McMann is again at her top-draw best as she weaves another young adult novel into a story that crosses all ages and simply becomes a great yarn that anyone will want to read.

Room - a review

This novel takes us into an eleven foot by eleven foot storage shed that Jack and his mother call home. Jack was born in this room and it is his reality. Mother has known the outside world however, and until his fifth birthday Jack never knew that once, a long seven years ago, Mother was lifted from the streets and kidnapped to be held hostage by their nightly visitor, Old Nick.

Told entirely from the point of view of this intelligent little boy, “Room” shows us the great love that Mother has for Jack. They have a few books, the TV, a wardrobe—where Jack sleeps so Old Nick will never see him—and whatever they can beg for as a Sundaytreat. In return for Old Nick never seeing her son, she has given up all attempts to escape and allows her body to be sexually violated whenever he needs her. Jack, awake in the closet at night, counts the number of times Old Nick makes the bed squeak.

After explaining to Jack how she actually got in the shed, the two make an audacious attempt at escape, and miraculously pull it off. I don’t want to spoil the surprise except to say it was the fastest I have ever read, skipping paragraphs and pages to get to the finale which brought me to tears. The book, if written as a novella, could have ended at their freedom. However, Donoghue has gone on to feed us a second well-crafted story, still from Jack’s point of view to show the adjustments that the child had to go through to adapt to what we all think of as our reality.
This is a bright uplifting story that takes us from the near depths of a hellacious existence to a new life. I loved the imaginative, original work Donoghue placed in my hands. It is one for the ages, a plausible, but dark story with the light of hope shining as a beacon for all who dare read it.

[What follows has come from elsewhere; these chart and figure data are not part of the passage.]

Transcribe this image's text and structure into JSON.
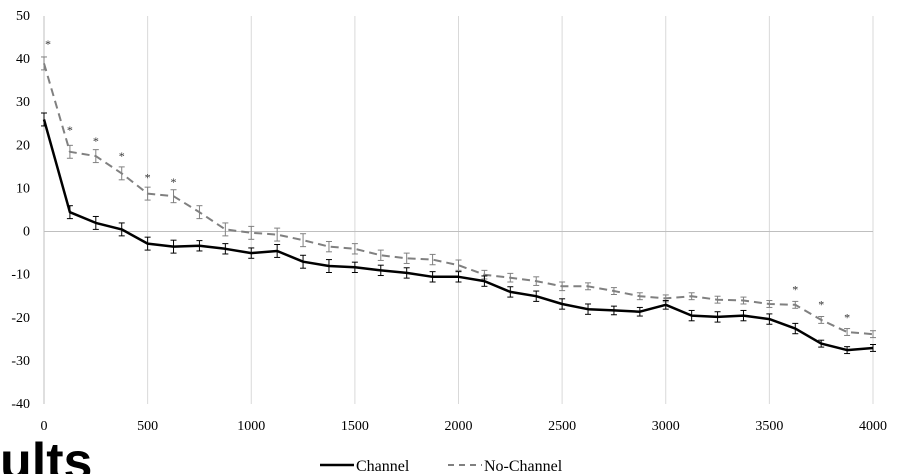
{
  "background_text": "ults",
  "chart_data": {
    "type": "line",
    "title": "",
    "xlabel": "",
    "ylabel": "",
    "xlim": [
      0,
      4000
    ],
    "ylim": [
      -40,
      50
    ],
    "x_ticks": [
      0,
      500,
      1000,
      1500,
      2000,
      2500,
      3000,
      3500,
      4000
    ],
    "y_ticks": [
      -40,
      -30,
      -20,
      -10,
      0,
      10,
      20,
      30,
      40,
      50
    ],
    "grid": "vertical",
    "legend_position": "bottom",
    "x": [
      0,
      125,
      250,
      375,
      500,
      625,
      750,
      875,
      1000,
      1125,
      1250,
      1375,
      1500,
      1625,
      1750,
      1875,
      2000,
      2125,
      2250,
      2375,
      2500,
      2625,
      2750,
      2875,
      3000,
      3125,
      3250,
      3375,
      3500,
      3625,
      3750,
      3875,
      4000
    ],
    "series": [
      {
        "name": "Channel",
        "color": "#000000",
        "dash": "solid",
        "values": [
          26,
          4.5,
          2,
          0.5,
          -2.8,
          -3.5,
          -3.3,
          -4,
          -5,
          -4.5,
          -7,
          -8,
          -8.3,
          -9,
          -9.6,
          -10.5,
          -10.5,
          -11.5,
          -14,
          -15,
          -16.8,
          -18,
          -18.3,
          -18.6,
          -17,
          -19.5,
          -19.8,
          -19.5,
          -20.3,
          -22.5,
          -26,
          -27.5,
          -27
        ],
        "errors": [
          1.5,
          1.5,
          1.5,
          1.5,
          1.5,
          1.5,
          1.2,
          1.2,
          1.2,
          1.5,
          1.5,
          1.5,
          1.2,
          1.2,
          1.2,
          1.2,
          1.2,
          1.2,
          1.2,
          1.2,
          1.2,
          1.2,
          1.0,
          1.0,
          1.0,
          1.2,
          1.2,
          1.2,
          1.2,
          1.2,
          0.8,
          0.8,
          0.8
        ]
      },
      {
        "name": "No-Channel",
        "color": "#808080",
        "dash": "dashed",
        "values": [
          39,
          18.5,
          17.5,
          13.5,
          8.8,
          8.2,
          4.5,
          0.5,
          -0.3,
          -0.7,
          -2,
          -3.5,
          -4,
          -5.5,
          -6.2,
          -6.5,
          -7.8,
          -10,
          -10.7,
          -11.5,
          -12.7,
          -12.7,
          -13.8,
          -15,
          -15.5,
          -15,
          -15.8,
          -16,
          -16.8,
          -17,
          -20.5,
          -23.3,
          -23.8
        ],
        "errors": [
          1.5,
          1.5,
          1.5,
          1.5,
          1.5,
          1.5,
          1.5,
          1.5,
          1.5,
          1.5,
          1.5,
          1.2,
          1.2,
          1.2,
          1.2,
          1.2,
          1.2,
          1.0,
          1.0,
          1.0,
          1.0,
          0.8,
          0.8,
          0.8,
          0.8,
          0.8,
          0.8,
          0.8,
          0.8,
          0.8,
          0.8,
          0.8,
          0.8
        ]
      }
    ],
    "annotations": [
      {
        "text": "*",
        "x": 0,
        "y": 44
      },
      {
        "text": "*",
        "x": 125,
        "y": 24
      },
      {
        "text": "*",
        "x": 250,
        "y": 21.5
      },
      {
        "text": "*",
        "x": 375,
        "y": 18
      },
      {
        "text": "*",
        "x": 500,
        "y": 13
      },
      {
        "text": "*",
        "x": 625,
        "y": 12
      },
      {
        "text": "*",
        "x": 3625,
        "y": -13
      },
      {
        "text": "*",
        "x": 3750,
        "y": -16.5
      },
      {
        "text": "*",
        "x": 3875,
        "y": -19.5
      }
    ]
  }
}
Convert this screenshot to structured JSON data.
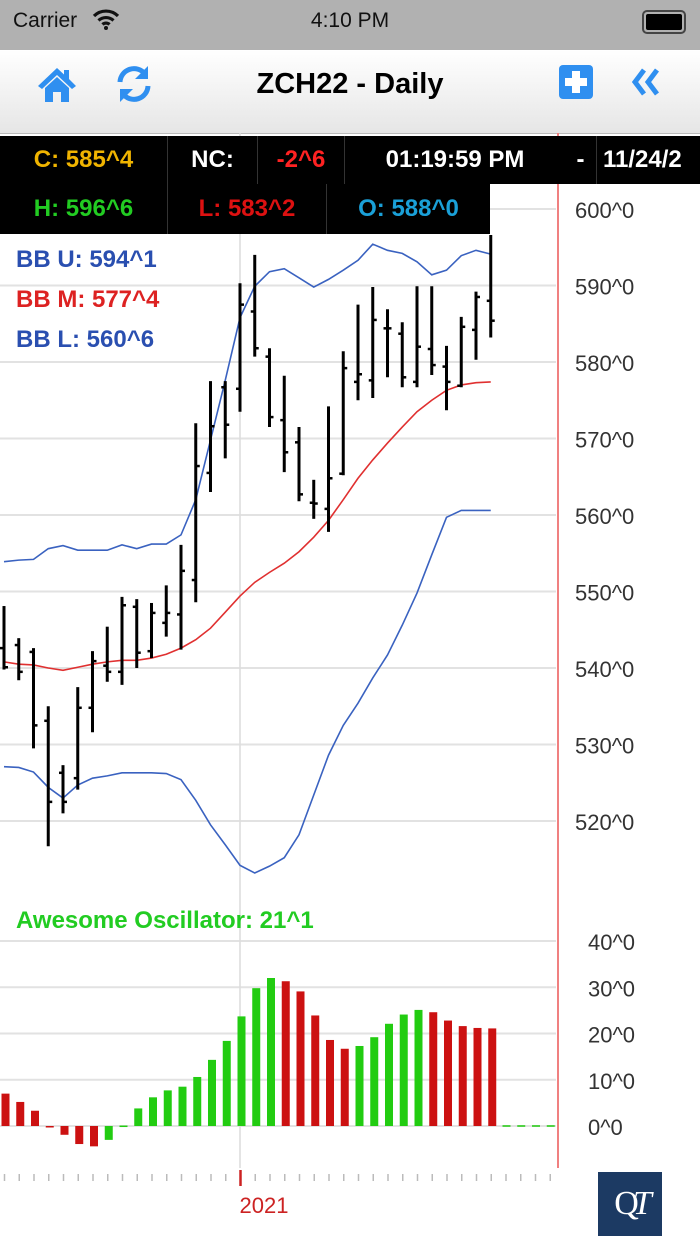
{
  "status_bar": {
    "carrier": "Carrier",
    "time": "4:10 PM"
  },
  "nav": {
    "title": "ZCH22 - Daily",
    "icons": {
      "home": "home-icon",
      "refresh": "refresh-icon",
      "add": "plus-square-icon",
      "collapse": "double-chevron-left-icon"
    },
    "accent": "#2f8ff0"
  },
  "quote": {
    "close": "C: 585^4",
    "net_change_label": "NC:",
    "net_change": "-2^6",
    "time": "01:19:59 PM",
    "separator": "-",
    "date": "11/24/2",
    "high": "H: 596^6",
    "low": "L: 583^2",
    "open": "O: 588^0",
    "colors": {
      "close": "#f0b400",
      "high": "#22cc22",
      "low": "#dd1111",
      "open": "#1aa0d8",
      "nc": "#ff2222"
    }
  },
  "legend": {
    "bb_upper": "BB U: 594^1",
    "bb_middle": "BB M: 577^4",
    "bb_lower": "BB L: 560^6",
    "ao": "Awesome Oscillator: 21^1"
  },
  "chart_data": [
    {
      "type": "ohlc",
      "y_ticks": [
        "600^0",
        "590^0",
        "580^0",
        "570^0",
        "560^0",
        "550^0",
        "540^0",
        "530^0",
        "520^0"
      ],
      "y_tick_values": [
        600,
        590,
        580,
        570,
        560,
        550,
        540,
        530,
        520
      ],
      "ylim": [
        513,
        607
      ],
      "x_label": "2021",
      "x_label_bar_index": 16,
      "grid": true,
      "colors": {
        "bars": "#000000",
        "bb_upper": "#3a62c0",
        "bb_middle": "#e03030",
        "bb_lower": "#3a62c0"
      },
      "open": [
        542.6,
        543.0,
        542.1,
        533.1,
        526.3,
        525.6,
        534.8,
        540.3,
        539.5,
        548.0,
        542.2,
        545.9,
        547.0,
        551.5,
        565.5,
        576.7,
        576.5,
        586.6,
        580.7,
        572.4,
        569.5,
        561.6,
        560.8,
        565.4,
        577.4,
        577.6,
        584.4,
        583.7,
        577.4,
        581.7,
        579.4,
        576.9,
        584.2,
        588.0
      ],
      "high": [
        548.1,
        543.9,
        542.6,
        535.0,
        527.3,
        537.5,
        542.2,
        545.4,
        549.3,
        549.0,
        548.5,
        550.8,
        556.1,
        572.0,
        577.5,
        577.5,
        590.3,
        594.0,
        581.8,
        578.2,
        571.5,
        564.6,
        574.2,
        581.4,
        587.5,
        589.8,
        586.9,
        585.2,
        589.9,
        589.9,
        582.1,
        585.9,
        589.2,
        596.6
      ],
      "low": [
        539.8,
        538.4,
        529.5,
        516.7,
        521.0,
        524.1,
        531.6,
        538.2,
        537.8,
        540.0,
        541.3,
        544.1,
        542.4,
        548.6,
        563.0,
        567.4,
        573.5,
        580.7,
        571.5,
        565.6,
        561.8,
        559.5,
        557.8,
        565.2,
        575.0,
        575.3,
        578.0,
        576.7,
        576.7,
        578.3,
        573.7,
        576.7,
        580.3,
        583.2
      ],
      "close": [
        540.1,
        539.5,
        532.5,
        522.5,
        522.5,
        534.8,
        540.9,
        539.5,
        548.2,
        542.0,
        547.2,
        547.2,
        552.7,
        566.4,
        571.6,
        571.8,
        587.5,
        581.8,
        572.8,
        568.2,
        562.7,
        561.5,
        564.8,
        579.2,
        578.4,
        585.5,
        584.4,
        578.0,
        582.0,
        579.6,
        577.4,
        584.6,
        588.5,
        585.4
      ],
      "bb_upper": [
        553.9,
        554.1,
        554.2,
        555.6,
        556.0,
        555.4,
        555.4,
        555.4,
        556.1,
        555.6,
        556.2,
        556.2,
        557.4,
        562.0,
        569.8,
        577.6,
        585.8,
        589.9,
        591.8,
        592.2,
        591.0,
        589.8,
        590.8,
        592.0,
        593.3,
        595.4,
        594.6,
        594.2,
        593.1,
        591.4,
        592.0,
        593.9,
        594.6,
        594.1
      ],
      "bb_middle": [
        540.8,
        540.5,
        540.4,
        540.0,
        539.7,
        540.1,
        540.5,
        540.8,
        541.0,
        541.0,
        541.3,
        541.8,
        542.6,
        543.7,
        545.2,
        547.3,
        549.4,
        551.2,
        552.5,
        553.7,
        555.2,
        557.1,
        559.3,
        562.0,
        564.8,
        567.2,
        569.4,
        571.5,
        573.5,
        575.0,
        576.3,
        577.0,
        577.3,
        577.4
      ],
      "bb_lower": [
        527.1,
        527.0,
        526.4,
        524.4,
        523.0,
        524.7,
        525.6,
        525.9,
        526.3,
        526.3,
        526.3,
        526.2,
        525.4,
        522.7,
        519.5,
        516.9,
        514.2,
        513.2,
        514.1,
        515.2,
        518.2,
        523.4,
        528.6,
        532.5,
        535.4,
        538.7,
        541.7,
        545.6,
        549.8,
        554.8,
        559.7,
        560.6,
        560.6,
        560.6
      ]
    },
    {
      "type": "bar",
      "y_ticks": [
        "40^0",
        "30^0",
        "20^0",
        "10^0",
        "0^0"
      ],
      "y_tick_values": [
        40,
        30,
        20,
        10,
        0
      ],
      "ylim": [
        -8,
        42
      ],
      "grid": true,
      "colors": {
        "up": "#22cc11",
        "down": "#cc1111"
      },
      "values": [
        7.0,
        5.2,
        3.3,
        -0.3,
        -1.9,
        -3.9,
        -4.4,
        -3.0,
        0.1,
        3.8,
        6.2,
        7.7,
        8.5,
        10.6,
        14.3,
        18.4,
        23.7,
        29.8,
        32.0,
        31.3,
        29.1,
        23.9,
        18.6,
        16.7,
        17.3,
        19.2,
        22.1,
        24.1,
        25.1,
        24.6,
        22.8,
        21.6,
        21.2,
        21.1
      ],
      "direction": [
        "down",
        "down",
        "down",
        "down",
        "down",
        "down",
        "down",
        "up",
        "up",
        "up",
        "up",
        "up",
        "up",
        "up",
        "up",
        "up",
        "up",
        "up",
        "up",
        "down",
        "down",
        "down",
        "down",
        "down",
        "up",
        "up",
        "up",
        "up",
        "up",
        "down",
        "down",
        "down",
        "down",
        "down"
      ]
    }
  ],
  "logo": "QT"
}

Sunday, September 18, 2011

The Unwanteds - a review

On the island of Quinn your future is decided at the age of thirteen. Once a year all the youths and their families gather for final judgment. By this point most know what role they will be assigned to. If you have been reported to the council as one who has expressed undesirable qualities, artistically inclined, then you are one of the Unwanteds. Alex had known for three years, his parents kept him informed that he was an Unwanteds. So, as he and his twin brother Aaron sat waiting for their names to be called out, he was reconciled to being sent on the Purge.
Aaron was a “Wanted,”he had a bright future at the university and probably in the future government. Many of Alex’s friends joined the ranks of the Wanteds and the Necessaries, the rest of them where loaded on to the bus for the drive to The Death Farm.Once the Eliminator got their hands on these Unwanteds they would join a succession of generations of poor souls cast into the Great Lake of Boiling Oil. Shaking in their shoes and ready for the worst, they were surprised as their shackles magically fell to the floor and a white-haired, old man strode toward them and delivered the news, that he was Marcus Today the ruler of Artime, and they were all now part of the biggest ruse of all time.
By the time they met all the other residents however, it did not take long to assimilate into their new life. Now circumstances happen—as they always do with twins—that brings to the attention of the residents of Quinn that something is just not right behind the gate to The Death Farm.
“The Unwanteds”is the first in a series of a delightful world of young adult stories that feature a young male wizard. For my money this story is actually better than the other wizardry tales that came before and is an absolute gem that should not be missed by adults or teens.